Just hours after finishing a tumulus election recount on Sunday, an embattled Florida Elections Supervisor Brenda Snipes submitted her resignation, ending a 15-year tenure full of botched elections, legal disputes, blistering criticism and at times bitter voting and recount process in the knife-edge midterm elections in the Florida State.
The Guardian reported that prior to quitting; the 75-year-old Broward County Supervisor of Elections told reporters that racism is “probably” a factor in the backlash against her.
Nevertheless, recounts in Florida after the election eventually saw upcoming Democratic hopeful Andrew Gillum narrowly fail to become Florida’s governor after a racially-charged contest against Republican Ron DeSantis. On Saturday, he conceded.
During a TV interview on Monday, DeSantis told Fox & Friends that a “blue wave” did sweep over Florida and Democrats really turned out to vote.
“Kinda was a blue wave, we were just able to overcome it”, he said.

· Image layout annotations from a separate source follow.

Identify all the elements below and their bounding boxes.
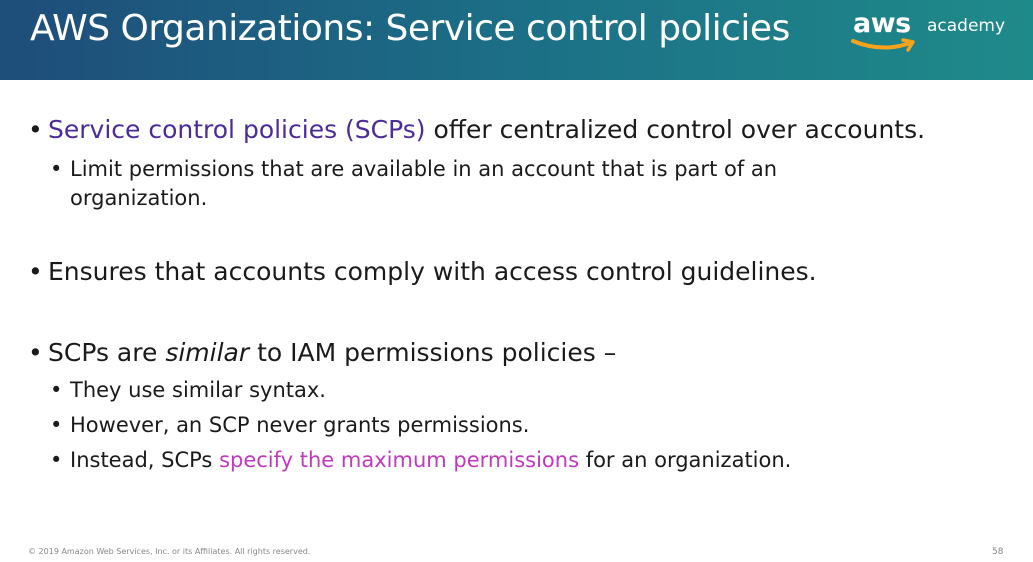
sub-bullet-maximum-post: for an organization. [579, 448, 792, 472]
slide-header: AWS Organizations: Service control polic… [0, 0, 1033, 80]
sub-bullet-never-grants: • However, an SCP never grants permission… [50, 413, 530, 437]
sub-bullet-syntax: • They use similar syntax. [50, 378, 326, 402]
sub-bullet-line1: Limit permissions that are available in … [70, 157, 778, 181]
aws-academy-logo: aws academy [850, 6, 1020, 62]
bullet-similar-pre: SCPs are [48, 338, 166, 367]
bullet-similar-post: to IAM permissions policies – [249, 338, 617, 367]
sub-bullet-line2: organization. [70, 186, 208, 210]
logo-brand: aws [853, 8, 911, 39]
bullet-comply-text: Ensures that accounts comply with access… [48, 257, 817, 286]
bullet-similar-em: similar [165, 338, 250, 367]
sub-bullet-maximum-pre: Instead, SCPs [70, 448, 220, 472]
logo-product: academy [927, 16, 1006, 36]
slide-title: AWS Organizations: Service control polic… [30, 8, 790, 49]
page-number: 58 [992, 547, 1004, 557]
bullet-comply: • Ensures that accounts comply with acces… [28, 257, 817, 286]
sub-bullet-never-grants-text: However, an SCP never grants permissions… [70, 413, 530, 437]
bullet-similar: • SCPs are similar to IAM permissions pol… [28, 338, 617, 367]
aws-smile-icon [851, 38, 915, 52]
bullet-scps: • Service control policies (SCPs) offer c… [28, 115, 926, 144]
sub-bullet-limit-permissions: • Limit permissions that are available in… [50, 157, 778, 210]
bullet-scps-text: offer centralized control over accounts. [425, 115, 926, 144]
sub-bullet-maximum-highlight: specify the maximum permissions [219, 448, 580, 472]
copyright-footer: © 2019 Amazon Web Services, Inc. or its … [28, 547, 311, 556]
sub-bullet-maximum: • Instead, SCPs specify the maximum permi… [50, 448, 792, 472]
sub-bullet-syntax-text: They use similar syntax. [70, 378, 326, 402]
bullet-scps-highlight: Service control policies (SCPs) [48, 115, 426, 144]
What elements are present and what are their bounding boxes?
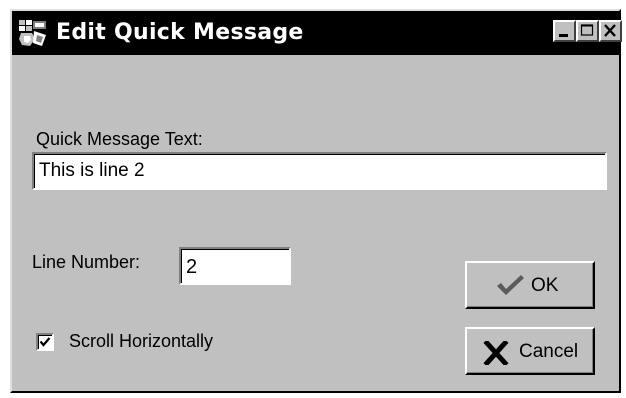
ok-button-label: OK bbox=[531, 275, 559, 296]
x-icon bbox=[483, 339, 509, 370]
window-title: Edit Quick Message bbox=[56, 20, 304, 45]
line-number-input[interactable]: 2 bbox=[179, 247, 291, 285]
cancel-button-label: Cancel bbox=[519, 341, 579, 362]
close-button[interactable] bbox=[599, 20, 622, 42]
ok-button[interactable]: OK bbox=[465, 261, 595, 309]
quick-message-text-input[interactable]: This is line 2 bbox=[32, 152, 607, 190]
minimize-button[interactable] bbox=[553, 20, 576, 42]
checkmark-icon bbox=[495, 273, 525, 302]
edit-quick-message-dialog: Edit Quick Message Quick Message Text: T… bbox=[10, 9, 622, 393]
line-number-label: Line Number: bbox=[32, 252, 141, 272]
minimize-icon bbox=[559, 34, 568, 37]
scroll-horizontally-checkbox[interactable] bbox=[36, 333, 54, 351]
maximize-icon bbox=[580, 24, 594, 36]
maximize-button[interactable] bbox=[576, 20, 599, 42]
quick-message-text-label: Quick Message Text: bbox=[36, 129, 203, 149]
checkmark-icon bbox=[39, 337, 51, 347]
app-icon[interactable] bbox=[18, 19, 48, 47]
scroll-horizontally-label[interactable]: Scroll Horizontally bbox=[69, 330, 213, 352]
cancel-button[interactable]: Cancel bbox=[465, 327, 595, 375]
title-bar[interactable]: Edit Quick Message bbox=[12, 11, 622, 55]
close-icon bbox=[604, 24, 616, 37]
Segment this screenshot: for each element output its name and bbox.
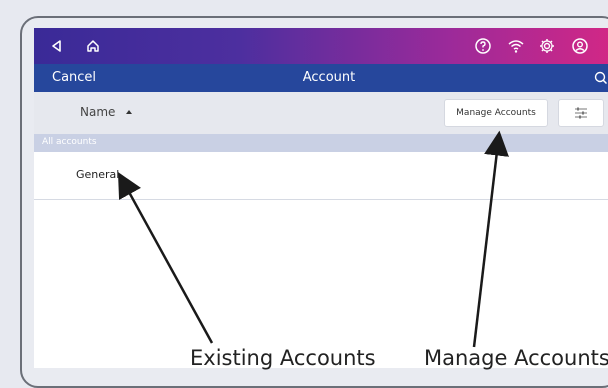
manage-accounts-button[interactable]: Manage Accounts: [444, 99, 548, 127]
back-icon[interactable]: [46, 35, 68, 57]
filter-sliders-icon: [574, 104, 588, 123]
page-title: Account: [302, 70, 356, 85]
sort-ascending-icon: [126, 110, 132, 114]
nav-bar: Cancel Account: [34, 64, 608, 92]
wifi-icon: [505, 35, 527, 57]
existing-accounts-annotation: Existing Accounts: [190, 346, 376, 370]
home-icon[interactable]: [82, 35, 104, 57]
manage-accounts-annotation: Manage Accounts: [424, 346, 608, 370]
manage-accounts-label: Manage Accounts: [456, 108, 536, 118]
help-icon[interactable]: [472, 35, 494, 57]
user-icon[interactable]: [569, 35, 591, 57]
section-header-label: All accounts: [42, 137, 97, 147]
settings-icon[interactable]: [536, 35, 558, 57]
status-bar: [34, 28, 608, 64]
list-toolbar: Name Manage Accounts: [34, 92, 608, 134]
screen: Cancel Account Name Manage Accounts All …: [34, 28, 608, 368]
sort-by-name-button[interactable]: Name: [80, 105, 115, 119]
section-header: All accounts: [34, 134, 608, 152]
list-item[interactable]: General: [34, 152, 608, 200]
account-name: General: [76, 168, 120, 181]
filter-button[interactable]: [558, 99, 604, 127]
tablet-frame: Cancel Account Name Manage Accounts All …: [20, 16, 608, 388]
search-icon[interactable]: [592, 69, 608, 87]
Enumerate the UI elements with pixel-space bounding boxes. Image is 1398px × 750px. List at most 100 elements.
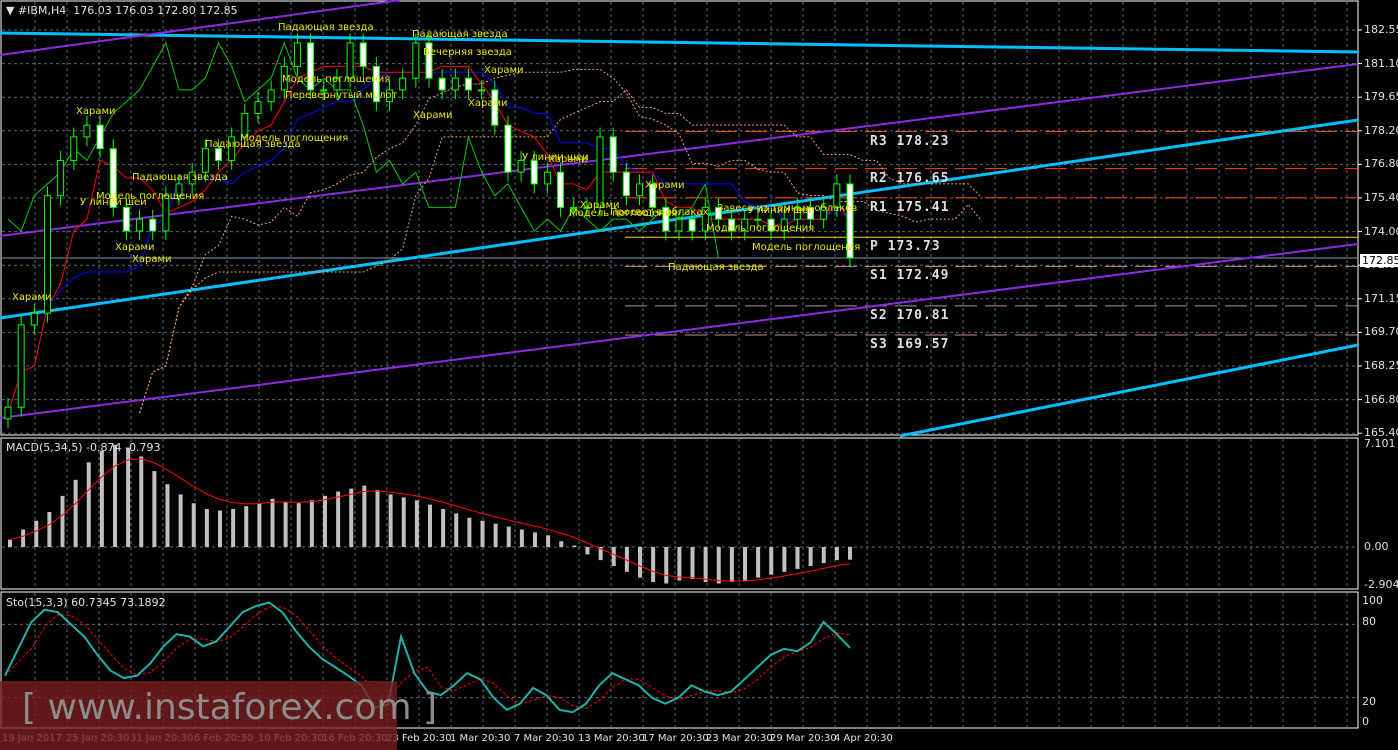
candle-body [122,206,130,232]
macd-bar [336,491,341,547]
pattern-label: Харами [468,98,508,109]
date-axis-label: 29 Mar 20:30 [770,733,837,744]
date-axis-label: 7 Mar 20:30 [514,733,575,744]
candle-body [30,312,38,326]
stoch-axis-0: 0 [1362,715,1369,728]
macd-bar [848,547,852,560]
macd-bar [8,539,12,547]
pattern-label: У линии шеи [80,197,147,208]
date-axis-label: 13 Mar 20:30 [578,733,645,744]
macd-bar [73,479,78,547]
chart-legend: ▼ #IBM,H4 176.03 176.03 172.80 172.85 [6,4,238,17]
pattern-label: Модель поглощения [706,223,815,234]
candle-body [136,218,144,232]
macd-bar [388,494,393,547]
macd-bar [729,547,734,583]
macd-bar [664,547,669,584]
pattern-label: Харами [115,242,155,253]
pivot-label-s2: S2 170.81 [870,307,950,323]
macd-bar [152,471,157,547]
candle-body [636,183,643,197]
symbol-label: #IBM,H4 [17,4,67,17]
price-axis-label: 178.20 [1364,123,1398,137]
macd-bar [126,447,131,547]
candle-body [4,406,12,420]
stoch-axis-100: 100 [1362,594,1383,607]
pattern-label: Харами [12,292,52,303]
macd-bar [349,488,354,547]
macd-bar [782,547,787,572]
candle-body [530,159,538,185]
stoch-legend: Sto(15,3,3) 60.7345 73.1892 [6,596,166,609]
candle-body [675,218,683,232]
date-axis-label: 1 Mar 20:30 [450,733,511,744]
macd-bar [716,547,721,584]
candle-body [609,136,617,173]
macd-bar [638,547,642,578]
candle-body [399,77,407,91]
macd-bar [519,529,524,547]
macd-bar [218,510,222,547]
macd-bar [428,504,432,547]
candle-body [504,124,512,173]
candle-body [688,218,696,232]
macd-bar [47,511,52,547]
macd-bar [651,547,656,583]
date-axis-label: 4 Apr 20:30 [834,733,893,744]
candle-body [543,171,551,185]
dropdown-icon[interactable]: ▼ [6,4,14,17]
pivot-label-r1: R1 175.41 [870,199,950,215]
candle-body [596,136,604,208]
macd-bar [467,517,472,547]
watermark: [ www.instaforex.com ] [0,681,437,750]
pattern-label: Харами [413,110,453,121]
pattern-label: У линии шеи [748,205,815,216]
candle-body [438,77,446,91]
candle-body [57,159,65,197]
price-axis-label: 175.40 [1364,191,1398,204]
pattern-label: Перевернутый молот [285,90,398,101]
macd-bar [506,526,511,547]
price-axis-label: 168.25 [1364,359,1398,372]
macd-bar [441,509,446,547]
macd-bar [585,547,590,555]
date-axis-label: 17 Mar 20:30 [642,733,709,744]
macd-bar [204,509,209,547]
macd-bar [808,547,813,566]
pivot-label-s3: S3 169.57 [870,337,950,353]
macd-axis-min: -2.904 [1364,578,1398,591]
pattern-label: Харами [484,65,524,76]
pattern-label: Харами [580,200,620,211]
stoch-axis-80: 80 [1362,615,1376,628]
candle-body [17,324,25,408]
macd-bar [611,547,616,566]
pattern-label: Харами [76,106,116,117]
pattern-label: Падающая звезда [668,262,764,273]
pattern-label: Вечерняя звезда [423,47,512,58]
chart-canvas [0,0,1362,729]
macd-bar [257,503,262,547]
candle-body [557,171,565,208]
macd-bar [703,547,708,583]
macd-bar [34,520,39,547]
macd-bar [756,547,761,578]
candle-body [201,148,209,173]
macd-bar [572,545,577,547]
pattern-label: Падающая звезда [278,22,374,33]
macd-bar [769,547,774,575]
macd-legend: MACD(5,34,5) -0.874 -0.793 [6,441,161,454]
ohlc-values: 176.03 176.03 172.80 172.85 [73,4,238,17]
macd-bar [21,529,26,547]
macd-bar [244,506,249,547]
pivot-label-r2: R2 176.65 [870,170,950,186]
candle-body [293,42,301,67]
pattern-label: Падающая звезда [205,139,301,150]
macd-bar [139,456,144,547]
trend-line [899,343,1359,438]
candle-body [478,89,486,92]
macd-bar [821,547,826,564]
pattern-label: Модель поглощения [282,74,391,85]
pivot-label-s1: S1 172.49 [870,268,950,284]
macd-axis-zero: 0.00 [1364,540,1389,553]
macd-bar [270,498,275,547]
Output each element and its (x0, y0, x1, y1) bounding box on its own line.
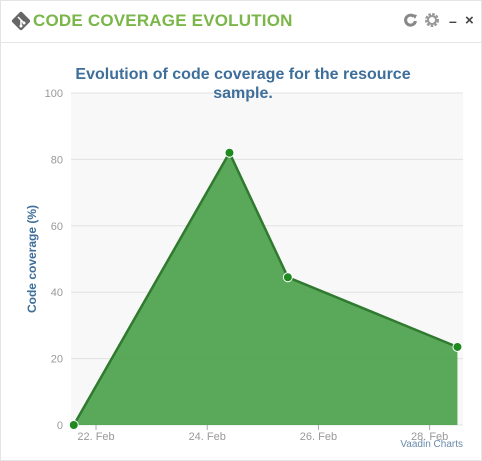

The report further lamented that in what turned out to be a crushing election for Democrats in the state, it was confirmed just after a noon deadline for a recount on Sunday, that longtime Democratic Senator Bill Nelson has lost his seat to Florida Governor Rick Scott.
As such, Snipes resigned and submitted a letter, declaring that she intends to leave her post in January.
Nevertheless, this news understands that Snipes has suffered criticism from Scott, Senate Marco Rubio, and President Donald Trump, amid confusion and disarray during the recount process. She was also condemned by Democrats last week, after failing to submit tallies in the race between Scott and Nelson on schedule, and has suffered bouts of intense criticism during her tenure, despite being repeatedly re-elected to her position after being appointed in 2003 by Jeb Bush.
Most serious was a circuit judge’s ruling earlier this year that Snipes’s office violated state and federal law by destroying ballots from the 2016 primary election too early, since she authorized the ballot destruction 12 months after the primary, instead of waiting 22 months as required.